El Cezeri’nin el yazması kitabı İslâm Dünyası’nda hava, boşluk ve denge konusuna ilişkin teorik ve uygulamalı bilgileri doruk noktasına ulaştırmış, su ile işleyen aygıtlar konusunda özel yeri olan bir başyapıt olmuştur.
“Mekanik araçlar üzerine çalışan El Cezeri, Artukoğulları sarayında yaptığı çeşitli mekanik araçlarla tanınıyordu. Artukoğlu beylerinden Nasirüddin’in isteğiyle çalışmalarını anlatan ‘Olağanüstü Mekanik Araçların Bilgisi Hakkında Kitap’ı yazdı. Kitapta su saatleri, dekoratif biçimde su fışkırtan fıskiyeler, insanları eğlendirmeyi ve şaşırtmayı amaçlayan otomatlar anlatılıyordu. Bunların tasviri ve nasıl yapılacağı da ayrıntılı olarak anlatılmıştı kitapta.

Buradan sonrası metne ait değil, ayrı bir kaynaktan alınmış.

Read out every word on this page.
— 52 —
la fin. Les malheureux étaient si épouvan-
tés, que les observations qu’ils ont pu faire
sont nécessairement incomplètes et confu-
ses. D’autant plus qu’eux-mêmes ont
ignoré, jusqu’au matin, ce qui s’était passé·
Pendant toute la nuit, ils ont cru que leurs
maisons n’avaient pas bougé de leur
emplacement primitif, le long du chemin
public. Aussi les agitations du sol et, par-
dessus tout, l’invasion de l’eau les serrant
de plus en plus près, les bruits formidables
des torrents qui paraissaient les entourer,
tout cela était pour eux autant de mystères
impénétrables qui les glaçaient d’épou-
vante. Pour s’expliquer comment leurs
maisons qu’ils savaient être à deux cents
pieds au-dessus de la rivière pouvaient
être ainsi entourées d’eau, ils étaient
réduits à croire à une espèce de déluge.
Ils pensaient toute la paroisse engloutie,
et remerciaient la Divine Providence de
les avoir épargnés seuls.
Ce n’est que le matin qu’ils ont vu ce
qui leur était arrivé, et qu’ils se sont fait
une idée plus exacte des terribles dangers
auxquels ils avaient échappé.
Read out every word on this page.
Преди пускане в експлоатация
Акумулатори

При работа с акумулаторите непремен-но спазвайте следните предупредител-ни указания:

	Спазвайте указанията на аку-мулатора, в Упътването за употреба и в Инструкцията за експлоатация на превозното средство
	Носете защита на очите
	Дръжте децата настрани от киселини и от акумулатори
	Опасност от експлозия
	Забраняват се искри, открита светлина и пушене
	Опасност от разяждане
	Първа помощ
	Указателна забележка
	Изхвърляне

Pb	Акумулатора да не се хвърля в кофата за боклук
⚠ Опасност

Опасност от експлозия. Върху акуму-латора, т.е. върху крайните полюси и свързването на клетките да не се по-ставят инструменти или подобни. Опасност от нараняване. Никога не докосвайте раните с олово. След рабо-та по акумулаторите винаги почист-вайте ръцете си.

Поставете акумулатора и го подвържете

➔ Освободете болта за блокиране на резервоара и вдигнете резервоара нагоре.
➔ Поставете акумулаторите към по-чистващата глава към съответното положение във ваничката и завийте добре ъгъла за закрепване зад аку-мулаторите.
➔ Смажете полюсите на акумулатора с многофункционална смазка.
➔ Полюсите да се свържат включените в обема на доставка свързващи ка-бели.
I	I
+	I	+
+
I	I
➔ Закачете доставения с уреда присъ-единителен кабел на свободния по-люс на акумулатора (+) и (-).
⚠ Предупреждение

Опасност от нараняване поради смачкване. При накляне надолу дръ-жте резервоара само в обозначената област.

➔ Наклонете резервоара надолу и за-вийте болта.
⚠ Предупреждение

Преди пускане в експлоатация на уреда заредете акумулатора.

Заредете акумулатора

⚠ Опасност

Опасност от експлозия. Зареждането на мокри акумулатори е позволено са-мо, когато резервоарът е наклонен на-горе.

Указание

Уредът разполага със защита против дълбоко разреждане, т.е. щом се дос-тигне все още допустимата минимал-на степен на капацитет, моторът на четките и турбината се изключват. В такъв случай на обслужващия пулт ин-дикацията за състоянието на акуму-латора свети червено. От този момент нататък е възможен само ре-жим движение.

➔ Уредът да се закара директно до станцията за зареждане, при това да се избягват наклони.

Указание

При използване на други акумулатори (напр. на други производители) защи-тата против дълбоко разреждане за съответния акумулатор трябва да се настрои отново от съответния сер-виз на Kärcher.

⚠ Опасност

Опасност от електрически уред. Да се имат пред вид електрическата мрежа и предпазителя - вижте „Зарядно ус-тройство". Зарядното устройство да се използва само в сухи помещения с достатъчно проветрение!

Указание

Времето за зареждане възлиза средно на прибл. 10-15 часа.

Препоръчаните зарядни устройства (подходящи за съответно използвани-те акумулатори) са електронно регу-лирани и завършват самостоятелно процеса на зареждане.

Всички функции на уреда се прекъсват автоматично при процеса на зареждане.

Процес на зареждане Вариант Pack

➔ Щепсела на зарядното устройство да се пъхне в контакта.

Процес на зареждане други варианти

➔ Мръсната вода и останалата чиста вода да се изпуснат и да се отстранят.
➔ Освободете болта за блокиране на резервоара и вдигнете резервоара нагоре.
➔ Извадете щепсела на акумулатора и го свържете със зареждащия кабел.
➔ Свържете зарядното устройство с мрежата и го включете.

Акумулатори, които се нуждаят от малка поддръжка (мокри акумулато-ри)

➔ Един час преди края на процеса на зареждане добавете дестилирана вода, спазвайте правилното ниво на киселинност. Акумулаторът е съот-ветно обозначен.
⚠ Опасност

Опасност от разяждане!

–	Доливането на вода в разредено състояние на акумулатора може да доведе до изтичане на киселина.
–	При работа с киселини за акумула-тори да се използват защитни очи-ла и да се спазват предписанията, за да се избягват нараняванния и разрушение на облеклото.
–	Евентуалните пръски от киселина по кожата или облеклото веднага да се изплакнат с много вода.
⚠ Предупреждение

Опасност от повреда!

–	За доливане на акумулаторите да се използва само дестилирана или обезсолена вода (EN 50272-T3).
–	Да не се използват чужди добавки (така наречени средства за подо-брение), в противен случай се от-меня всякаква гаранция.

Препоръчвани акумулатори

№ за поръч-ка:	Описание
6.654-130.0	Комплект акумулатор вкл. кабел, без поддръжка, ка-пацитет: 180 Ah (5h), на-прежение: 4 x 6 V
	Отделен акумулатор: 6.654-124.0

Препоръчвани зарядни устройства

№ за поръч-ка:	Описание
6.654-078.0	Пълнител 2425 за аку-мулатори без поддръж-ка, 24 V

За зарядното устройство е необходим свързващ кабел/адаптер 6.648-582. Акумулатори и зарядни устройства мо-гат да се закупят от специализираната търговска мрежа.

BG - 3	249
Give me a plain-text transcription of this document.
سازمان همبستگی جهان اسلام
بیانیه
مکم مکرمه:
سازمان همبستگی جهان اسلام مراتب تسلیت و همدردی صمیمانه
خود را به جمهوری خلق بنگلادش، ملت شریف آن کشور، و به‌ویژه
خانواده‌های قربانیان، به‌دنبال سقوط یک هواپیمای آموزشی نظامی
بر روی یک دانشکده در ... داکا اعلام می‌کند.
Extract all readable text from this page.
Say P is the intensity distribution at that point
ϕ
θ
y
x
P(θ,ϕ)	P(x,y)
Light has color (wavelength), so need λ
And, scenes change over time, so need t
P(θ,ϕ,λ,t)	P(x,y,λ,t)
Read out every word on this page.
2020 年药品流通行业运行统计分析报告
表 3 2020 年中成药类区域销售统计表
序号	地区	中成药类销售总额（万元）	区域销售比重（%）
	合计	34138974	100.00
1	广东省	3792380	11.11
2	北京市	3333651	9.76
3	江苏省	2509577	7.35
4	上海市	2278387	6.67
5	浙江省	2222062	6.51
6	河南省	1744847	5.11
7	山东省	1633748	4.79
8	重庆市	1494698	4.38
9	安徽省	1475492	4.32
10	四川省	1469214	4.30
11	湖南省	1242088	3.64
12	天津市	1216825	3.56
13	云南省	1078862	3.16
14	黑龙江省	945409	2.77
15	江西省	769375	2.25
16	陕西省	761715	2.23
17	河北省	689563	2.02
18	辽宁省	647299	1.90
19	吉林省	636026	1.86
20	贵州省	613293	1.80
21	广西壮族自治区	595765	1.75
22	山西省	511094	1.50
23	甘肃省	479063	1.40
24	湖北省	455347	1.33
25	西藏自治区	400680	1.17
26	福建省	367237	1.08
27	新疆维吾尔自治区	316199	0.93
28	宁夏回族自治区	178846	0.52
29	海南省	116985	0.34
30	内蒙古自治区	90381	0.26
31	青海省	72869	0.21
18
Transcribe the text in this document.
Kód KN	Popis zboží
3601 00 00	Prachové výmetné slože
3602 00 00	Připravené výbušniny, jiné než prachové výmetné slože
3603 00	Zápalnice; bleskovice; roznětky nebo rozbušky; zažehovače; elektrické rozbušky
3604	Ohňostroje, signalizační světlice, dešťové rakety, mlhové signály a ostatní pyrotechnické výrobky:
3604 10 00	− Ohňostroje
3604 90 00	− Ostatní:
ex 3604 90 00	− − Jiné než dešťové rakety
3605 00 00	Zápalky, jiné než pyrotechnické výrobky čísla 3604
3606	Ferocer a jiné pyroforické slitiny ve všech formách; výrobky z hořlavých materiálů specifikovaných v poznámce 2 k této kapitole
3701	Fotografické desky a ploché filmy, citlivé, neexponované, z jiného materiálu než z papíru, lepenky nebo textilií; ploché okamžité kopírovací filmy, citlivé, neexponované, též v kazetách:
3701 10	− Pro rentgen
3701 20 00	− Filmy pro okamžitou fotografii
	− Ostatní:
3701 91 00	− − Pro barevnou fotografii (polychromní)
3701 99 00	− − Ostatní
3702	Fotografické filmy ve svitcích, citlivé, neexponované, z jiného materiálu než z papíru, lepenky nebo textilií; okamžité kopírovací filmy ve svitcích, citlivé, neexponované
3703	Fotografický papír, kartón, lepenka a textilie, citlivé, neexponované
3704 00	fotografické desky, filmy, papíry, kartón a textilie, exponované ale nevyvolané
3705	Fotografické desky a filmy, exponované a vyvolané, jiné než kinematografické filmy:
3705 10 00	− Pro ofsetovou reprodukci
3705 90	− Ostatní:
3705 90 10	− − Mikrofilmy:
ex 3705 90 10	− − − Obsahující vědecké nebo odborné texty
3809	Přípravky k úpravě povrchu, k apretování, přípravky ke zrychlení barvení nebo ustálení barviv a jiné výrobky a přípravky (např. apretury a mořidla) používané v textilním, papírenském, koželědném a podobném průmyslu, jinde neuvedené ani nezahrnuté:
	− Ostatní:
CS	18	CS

Cezeri, hava, boşluk ve denge prensiplerini ustalıkla kullanıyordu.
Artukoğlu sarayında yemekten önce ve sonra ellerine su tutan, sonra kurulanmaları için havlu uzatan otomatları gören ziyaretçiler şaşırıyor, onları seyrederek keyifli dakikalar geçiriyordu.”
El Cezeri’nin “otomatlar” hakkındaki kitabında 300’e yakın otomatik mekanizmanın yanı sıra,
çamaşır teknesini doldurup boşaltabilen otomatik bir Arap kadını da resmedilmektedir.
***
Rönesans’ın büyük dehası
Leonardo da Vinci de bu türde araçlar yapmış bir
ressam, bir
bilim adamı ve bir mühendistir...
El Cezeri’den iki asrı aşkın bir zaman sonra dünyaya gelen Leonardo Da Vinci, dünyanın gelmiş geçmiş en büyük sanatçılarından ve dehalarından biri kabul edilir.
Sadece bronz,
mermer ve kilden heykeller, resimler yapmamış; bina, makine ve
silah tasarımları da yapmış; kilise,
kale ve kanal yapımı gibi
mimari yapılar ile ilgilenip, anatomi çalışmalarında bulunmuş, öğrenciler yetiştirmişti...
Kuşların kanat ve kas yapısından hareketle insanların da belli bir düzenek sayesinde uçabileceği anlayışını geliştirmiş, aynı şekilde
balıklar gibi insanların da denizin altında yaşayabileceğini varsayarak ilk denizaltı projelerini de oluşturmuştu...
***
Kültürel gelişme olmadan
ekonomik kalkınma olmaz...
Londra’daki sergiyi yarım milyon kişi gezmişti...
Bakalım bin yıllık bir süreci kapsayan bu muhteşem sergiyi İstanbul’da kaç kişi gezecek?